The default compiled replay options target low-overhead GPU inference with
Inductor. Custom options can still be passed when a deployment needs a different
backend or stricter control:

```python
runtime = prepare_split(
    model,
    example_inputs=(x,),
    split=spec,
    mode="compiled",
    compile_options={"backend": "inductor", "mode": "reduce-overhead", "dynamic": True},
)
```

### Choosing Eager or Compiled

`torch.compile` changes where time is spent: the steady-state calls can be
faster, but the first compiled call pays a cold-start cost. Ariadne benchmarks
therefore report both steady-state latency and compile overhead.

- Choose `generated_eager` when the process handles only a few batches, when
  startup latency matters more than steady-state throughput, or when the target
  CPU/GPU toolchain does not compile reliably.
- Choose `compiled` when the runtime is reused for many calls, especially on
  CUDA GPUs. For replay runtimes, call `warmup(...)` during service startup;
  for split retain, run one representative training round before measuring or
  serving latency-sensitive traffic.
- Benchmark the target machine before setting a global default. CPU
  `torch.compile` may work in some environments, but it is not automatically
  faster and may require a working native compiler stack.
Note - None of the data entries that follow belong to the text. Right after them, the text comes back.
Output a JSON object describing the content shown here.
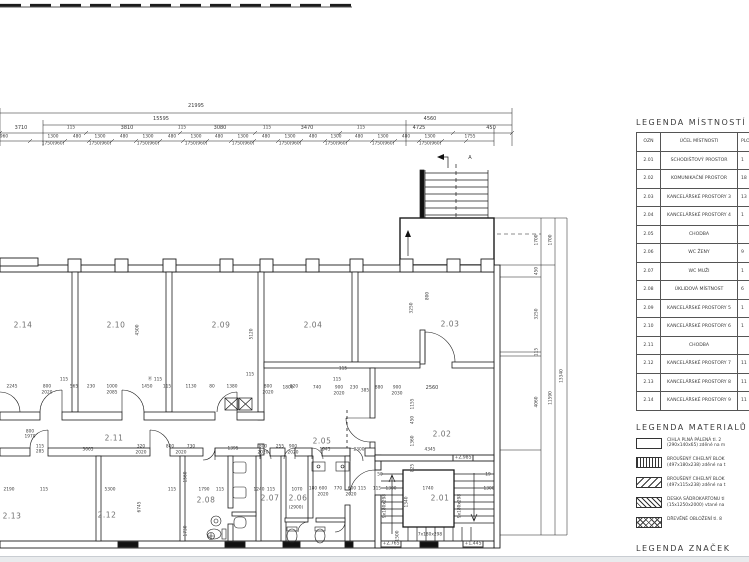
{
  "legend_rooms": {
    "title": "LEGENDA MÍSTNOSTÍ",
    "headers": [
      "OZN",
      "ÚČEL MÍSTNOSTI",
      "PLO"
    ],
    "rows": [
      [
        "2.01",
        "SCHODIŠŤOVÝ PROSTOR",
        "1"
      ],
      [
        "2.02",
        "KOMUNIKAČNÍ PROSTOR",
        "18"
      ],
      [
        "2.03",
        "KANCELÁŘSKÉ PROSTORY 3",
        "13"
      ],
      [
        "2.04",
        "KANCELÁŘSKÉ PROSTORY 4",
        "1"
      ],
      [
        "2.05",
        "CHODBA",
        ""
      ],
      [
        "2.06",
        "WC ŽENY",
        "9"
      ],
      [
        "2.07",
        "WC MUŽI",
        "1"
      ],
      [
        "2.08",
        "ÚKLIDOVÁ MÍSTNOST",
        "6"
      ],
      [
        "2.09",
        "KANCELÁŘSKÉ PROSTORY 5",
        "1"
      ],
      [
        "2.10",
        "KANCELÁŘSKÉ PROSTORY 6",
        "1"
      ],
      [
        "2.11",
        "CHODBA",
        ""
      ],
      [
        "2.12",
        "KANCELÁŘSKÉ PROSTORY 7",
        "11"
      ],
      [
        "2.13",
        "KANCELÁŘSKÉ PROSTORY 8",
        "11"
      ],
      [
        "2.14",
        "KANCELÁŘSKÉ PROSTORY 9",
        "11"
      ]
    ]
  },
  "legend_materials": {
    "title": "LEGENDA MATERIALŮ",
    "items": [
      {
        "pattern": "solid",
        "line1": "CIHLA PLNÁ PÁLENÁ tl. 2",
        "line2": "(290x140x65) zděné na m"
      },
      {
        "pattern": "vlines",
        "line1": "BROUŠENÝ CIHELNÝ BLOK",
        "line2": "(497x180x238) zděné na t"
      },
      {
        "pattern": "diagwide",
        "line1": "BROUŠENÝ CIHELNÝ BLOK",
        "line2": "(497x115x238) zděné na t"
      },
      {
        "pattern": "diagdense",
        "line1": "DESKA SÁDROKARTONU tl",
        "line2": "(15x1250x2000) vtané na"
      },
      {
        "pattern": "cross",
        "line1": "DŘEVĚNÉ OBLOŽENÍ tl. 8",
        "line2": ""
      }
    ]
  },
  "legend_symbols": {
    "title": "LEGENDA ZNAČEK"
  },
  "plan": {
    "room_labels": [
      {
        "id": "2.14",
        "x": 23,
        "y": 325
      },
      {
        "id": "2.10",
        "x": 116,
        "y": 325
      },
      {
        "id": "2.09",
        "x": 221,
        "y": 325
      },
      {
        "id": "2.04",
        "x": 313,
        "y": 325
      },
      {
        "id": "2.03",
        "x": 450,
        "y": 324
      },
      {
        "id": "2.11",
        "x": 114,
        "y": 438
      },
      {
        "id": "2.05",
        "x": 322,
        "y": 441
      },
      {
        "id": "2.02",
        "x": 442,
        "y": 434
      },
      {
        "id": "2.13",
        "x": 12,
        "y": 516
      },
      {
        "id": "2.12",
        "x": 107,
        "y": 515
      },
      {
        "id": "2.08",
        "x": 206,
        "y": 500
      },
      {
        "id": "2.07",
        "x": 270,
        "y": 498
      },
      {
        "id": "2.06",
        "x": 298,
        "y": 498
      },
      {
        "id": "2.01",
        "x": 440,
        "y": 498
      }
    ],
    "dim_labels": [
      [
        "21995",
        196,
        106
      ],
      [
        "15595",
        161,
        119
      ],
      [
        "4560",
        430,
        119
      ],
      [
        "3710",
        21,
        128
      ],
      [
        "115",
        71,
        128,
        "s"
      ],
      [
        "3810",
        127,
        128
      ],
      [
        "115",
        182,
        128,
        "s"
      ],
      [
        "3080",
        220,
        128
      ],
      [
        "115",
        267,
        128,
        "s"
      ],
      [
        "3470",
        307,
        128
      ],
      [
        "115",
        361,
        128,
        "s"
      ],
      [
        "4725",
        419,
        128
      ],
      [
        "450",
        491,
        128
      ],
      [
        "960",
        4,
        137,
        "s"
      ],
      [
        "1300",
        53,
        137,
        "s"
      ],
      [
        "1750(960)",
        53,
        144,
        "s"
      ],
      [
        "480",
        77,
        137,
        "s"
      ],
      [
        "1300",
        100,
        137,
        "s"
      ],
      [
        "1750(960)",
        100,
        144,
        "s"
      ],
      [
        "480",
        124,
        137,
        "s"
      ],
      [
        "1300",
        148,
        137,
        "s"
      ],
      [
        "1750(960)",
        148,
        144,
        "s"
      ],
      [
        "480",
        172,
        137,
        "s"
      ],
      [
        "1300",
        196,
        137,
        "s"
      ],
      [
        "1750(960)",
        196,
        144,
        "s"
      ],
      [
        "480",
        219,
        137,
        "s"
      ],
      [
        "1300",
        243,
        137,
        "s"
      ],
      [
        "1750(960)",
        243,
        144,
        "s"
      ],
      [
        "480",
        266,
        137,
        "s"
      ],
      [
        "1300",
        290,
        137,
        "s"
      ],
      [
        "1750(960)",
        290,
        144,
        "s"
      ],
      [
        "480",
        313,
        137,
        "s"
      ],
      [
        "1300",
        336,
        137,
        "s"
      ],
      [
        "1750(960)",
        336,
        144,
        "s"
      ],
      [
        "480",
        359,
        137,
        "s"
      ],
      [
        "1300",
        383,
        137,
        "s"
      ],
      [
        "1750(960)",
        383,
        144,
        "s"
      ],
      [
        "480",
        406,
        137,
        "s"
      ],
      [
        "1300",
        430,
        137,
        "s"
      ],
      [
        "1750(960)",
        430,
        144,
        "s"
      ],
      [
        "1755",
        470,
        137,
        "s"
      ],
      [
        "1700",
        537,
        240,
        "r"
      ],
      [
        "1700",
        551,
        240,
        "r"
      ],
      [
        "450",
        537,
        271,
        "r"
      ],
      [
        "3250",
        537,
        314,
        "r"
      ],
      [
        "115",
        537,
        352,
        "r"
      ],
      [
        "4060",
        537,
        402,
        "r"
      ],
      [
        "11590",
        551,
        398,
        "r"
      ],
      [
        "13340",
        562,
        376,
        "r"
      ],
      [
        "4500",
        138,
        330,
        "r"
      ],
      [
        "5120",
        252,
        334,
        "r"
      ],
      [
        "3250",
        412,
        308,
        "r"
      ],
      [
        "800",
        428,
        296,
        "r"
      ],
      [
        "115",
        64,
        380,
        "s"
      ],
      [
        "115",
        158,
        380,
        "s"
      ],
      [
        "115",
        250,
        375,
        "s"
      ],
      [
        "115",
        343,
        369,
        "s"
      ],
      [
        "2245",
        12,
        387,
        "s"
      ],
      [
        "800",
        47,
        387,
        "s"
      ],
      [
        "2020",
        47,
        393,
        "s"
      ],
      [
        "565",
        74,
        387,
        "s"
      ],
      [
        "230",
        91,
        387,
        "s"
      ],
      [
        "1000",
        112,
        387,
        "s"
      ],
      [
        "2085",
        112,
        393,
        "s"
      ],
      [
        "1450",
        147,
        387,
        "s"
      ],
      [
        "Ⓚ",
        150,
        379,
        "s"
      ],
      [
        "115",
        167,
        387,
        "s"
      ],
      [
        "1130",
        191,
        387,
        "s"
      ],
      [
        "80",
        212,
        387,
        "s"
      ],
      [
        "1380",
        232,
        387,
        "s"
      ],
      [
        "800",
        268,
        387,
        "s"
      ],
      [
        "2020",
        268,
        393,
        "s"
      ],
      [
        "820",
        294,
        387,
        "s"
      ],
      [
        "115",
        337,
        380,
        "s"
      ],
      [
        "1800",
        288,
        388,
        "s"
      ],
      [
        "740",
        317,
        388,
        "s"
      ],
      [
        "900",
        339,
        388,
        "s"
      ],
      [
        "2020",
        339,
        394,
        "s"
      ],
      [
        "230",
        354,
        388,
        "s"
      ],
      [
        "385",
        365,
        391,
        "s"
      ],
      [
        "880",
        379,
        388,
        "s"
      ],
      [
        "900",
        397,
        388,
        "s"
      ],
      [
        "2030",
        397,
        394,
        "s"
      ],
      [
        "2560",
        432,
        388
      ],
      [
        "1155",
        413,
        404,
        "r"
      ],
      [
        "450",
        413,
        420,
        "r"
      ],
      [
        "1360",
        413,
        441,
        "r"
      ],
      [
        "825",
        413,
        468,
        "r"
      ],
      [
        "800",
        30,
        432,
        "s"
      ],
      [
        "1970",
        30,
        437,
        "s"
      ],
      [
        "115",
        40,
        447,
        "s"
      ],
      [
        "285",
        40,
        452,
        "s"
      ],
      [
        "3665",
        88,
        450,
        "s"
      ],
      [
        "320",
        141,
        447,
        "s"
      ],
      [
        "2020",
        141,
        453,
        "s"
      ],
      [
        "800",
        170,
        447,
        "s"
      ],
      [
        "730",
        191,
        447,
        "s"
      ],
      [
        "2020",
        181,
        453,
        "s"
      ],
      [
        "1395",
        233,
        449,
        "s"
      ],
      [
        "800",
        263,
        447,
        "s"
      ],
      [
        "2020",
        263,
        453,
        "s"
      ],
      [
        "255",
        280,
        447,
        "s"
      ],
      [
        "900",
        293,
        447,
        "s"
      ],
      [
        "2020",
        293,
        453,
        "s"
      ],
      [
        "1945",
        325,
        450,
        "s"
      ],
      [
        "2300",
        359,
        450,
        "s"
      ],
      [
        "4345",
        430,
        450,
        "s"
      ],
      [
        "2190",
        9,
        490,
        "s"
      ],
      [
        "115",
        44,
        490,
        "s"
      ],
      [
        "5300",
        110,
        490,
        "s"
      ],
      [
        "115",
        172,
        490,
        "s"
      ],
      [
        "1790",
        204,
        490,
        "s"
      ],
      [
        "115",
        220,
        490,
        "s"
      ],
      [
        "6745",
        140,
        507,
        "r"
      ],
      [
        "1560",
        186,
        477,
        "r"
      ],
      [
        "1730",
        186,
        531,
        "r"
      ],
      [
        "1240",
        259,
        490,
        "s"
      ],
      [
        "115",
        271,
        490,
        "s"
      ],
      [
        "1070",
        297,
        490,
        "s"
      ],
      [
        "180",
        313,
        489,
        "s"
      ],
      [
        "600",
        323,
        489,
        "s"
      ],
      [
        "770",
        338,
        489,
        "s"
      ],
      [
        "600",
        352,
        489,
        "s"
      ],
      [
        "115",
        362,
        489,
        "s"
      ],
      [
        "2020",
        323,
        495,
        "s"
      ],
      [
        "2020",
        351,
        495,
        "s"
      ],
      [
        "50",
        380,
        475,
        "s"
      ],
      [
        "19",
        488,
        475,
        "s"
      ],
      [
        "115",
        377,
        489,
        "s"
      ],
      [
        "1300",
        391,
        489,
        "s"
      ],
      [
        "1740",
        428,
        489,
        "s"
      ],
      [
        "1300",
        489,
        489,
        "s"
      ],
      [
        "1340",
        407,
        502,
        "r"
      ],
      [
        "9x180x298",
        385,
        506,
        "r"
      ],
      [
        "9x180x298",
        460,
        506,
        "r"
      ],
      [
        "1500",
        398,
        536,
        "r"
      ],
      [
        "7x180x298",
        430,
        535,
        "s"
      ],
      [
        "A",
        470,
        158
      ],
      [
        "(2900)",
        296,
        508,
        "s"
      ],
      [
        "+2,985",
        463,
        458,
        "b"
      ],
      [
        "+2,765",
        391,
        544,
        "b"
      ],
      [
        "+1,445",
        473,
        544,
        "b"
      ]
    ]
  }
}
Measure steady-state replay optimization:

```bash
uv run --extra integration python examples/replay_optimization_timing.py \
  --models resnet50 mobilenet --batches 4 32 256 \
  --iterations 50 --warmup 20 --backend torch_compile
```

Measure compile overhead and break-even iterations:

```bash
uv run --extra integration python examples/compile_overhead_timing.py \
  --models resnet50 mobilenet --modes replay retain --batches 4 32 256 \
  --iterations 20 --warmup 5 --require-cuda
```

## Benchmarking

`ariadne.benchmark` includes utilities for measuring direct PyTorch forward,
debug/generated/compiled prefix+suffix execution, suffix-only replay, suffix
training, and prefix backward. Results include average latency, total latency,
batch size, split id, execution mode, and optional CUDA peak memory.

## Current Limitations

- The default tracer uses `TorchDispatchMode` runtime interception and records the
  observed forward path.
- Alias, mutation, RNG, FLOP, and memory metadata are intentionally lightweight.
- Segment generation supports verified structured boundaries from prepared
  observed paths, including a batch>1 structural variant when batch=1 tracing
  needs it.
- Whole dynamic `split`/`chunk`/`unbind` sequences can replay inside a segment
  or cross a split boundary through the structured payload. Unsupported
  element-wise dynamic sequence use is rejected at preparation time.
- Dynamic non-batch dimensions are reserved for future SplitSpec extensions.
- Shape expressions cover direct and affine batch-derived dimensions; more
  complex non-affine shape arithmetic is still limited.